Eastwood High School is a public high school located in Troy Township, in between the villages of Pemberville and Luckey in the U.S. State of Ohio. It is the only high school in the Eastwood Local School District, which covers parts of eastern Wood County, and holds grades nine through twelve. The school colors are red, white, and Columbia blue and it competes in the Northern Buckeye Conference for athletics. Eastwood is affiliated with the Penta Career Center.

== Library ==
The high school library is available for use of the students before school and in Academic Assist. It may also be used during a class with permission from a teacher. The library also serves as the computer lab in the high school. Beginning in the 2007-2008 school year the school district hired a district computer administrator. With the hiring of this individual came a new school network. Students have usernames and passwords to use the computers. They can save homework, papers, and projects to the school network instead of the hard drive.

== Athletics ==
Eastwood High School has a variety of athletics for its students to participate in. The school's mascot is the American bald eagle. The school was a member of the Suburban Lakes League, but joined the Northern Buckeye Conference in fall 2011 as the SLL dissipated at the end of the spring 2011 season.

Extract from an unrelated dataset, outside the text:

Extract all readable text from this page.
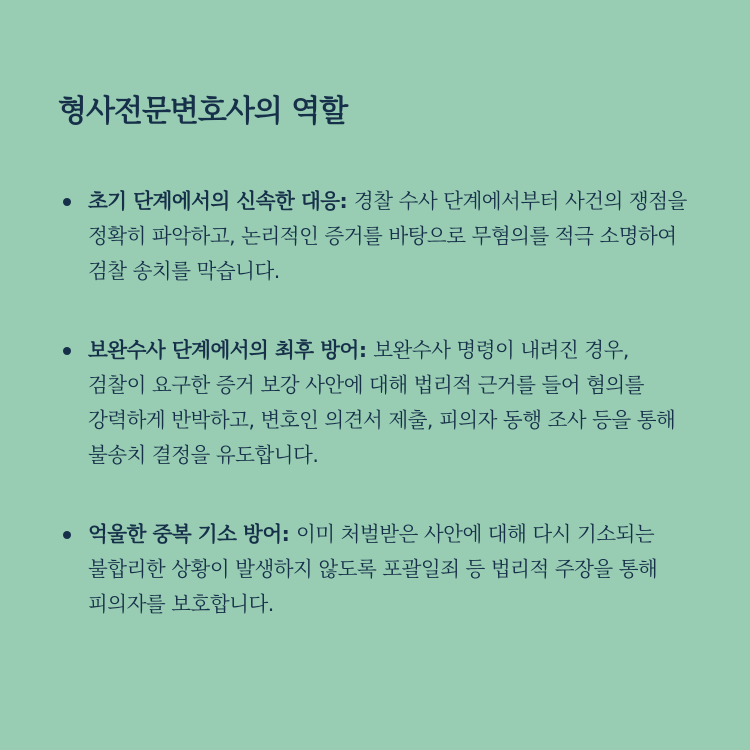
형사전문변호사의 역할
초기 단계에서의 신속한 대응: 경찰 수사 단계에서부터 사건의 쟁점을 정확히 파악하고, 논리적인 증거를 바탕으로 무혐의를 적극 소명하여 검찰 송치를 막습니다.
보완수사 단계에서의 최후 방어: 보완수사 명령이 내려진 경우, 검찰이 요구한 증거 보강 사안에 대해 법리적 근거를 들어 혐의를 강력하게 반박하고, 변호인 의견서 제출, 피의자 동행 조사 등을 통해 불송치 결정을 유도합니다.
억울한 중복 기소 방어: 이미 처벌받은 사안에 대해 다시 기소되는 불합리한 상황이 발생하지 않도록 포괄일죄 등 법리적 주장을 통해 피의자를 보호합니다.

- Fall sports: Cheerleading (football), cross country, football, soccer, marching band, volleyball, and golf
- Winter sports: Hockey (club team), basketball, intramurals (basketball), dance team, cheerleading (basketball), swimming, and wrestling
- Spring sports: Track, baseball, and softball

===State championships===

- Boys Baseball – 1939
- Girls Volleyball – 1993
- Girls Bowling - 2009
- Boys Track and Field - 2009, 2010

== Clubs and organizations ==
Students at Eastwood high school have an opportunity to participate in many clubs and organizations.

Students who are enrolled in Agricultural Education at Eastwood High School are part of the Eastwood Local FFA Chapter. Member participate in various activities and Career Development Events. Members of the Eastwood FFA Chapter also have an opportunity to become Officers.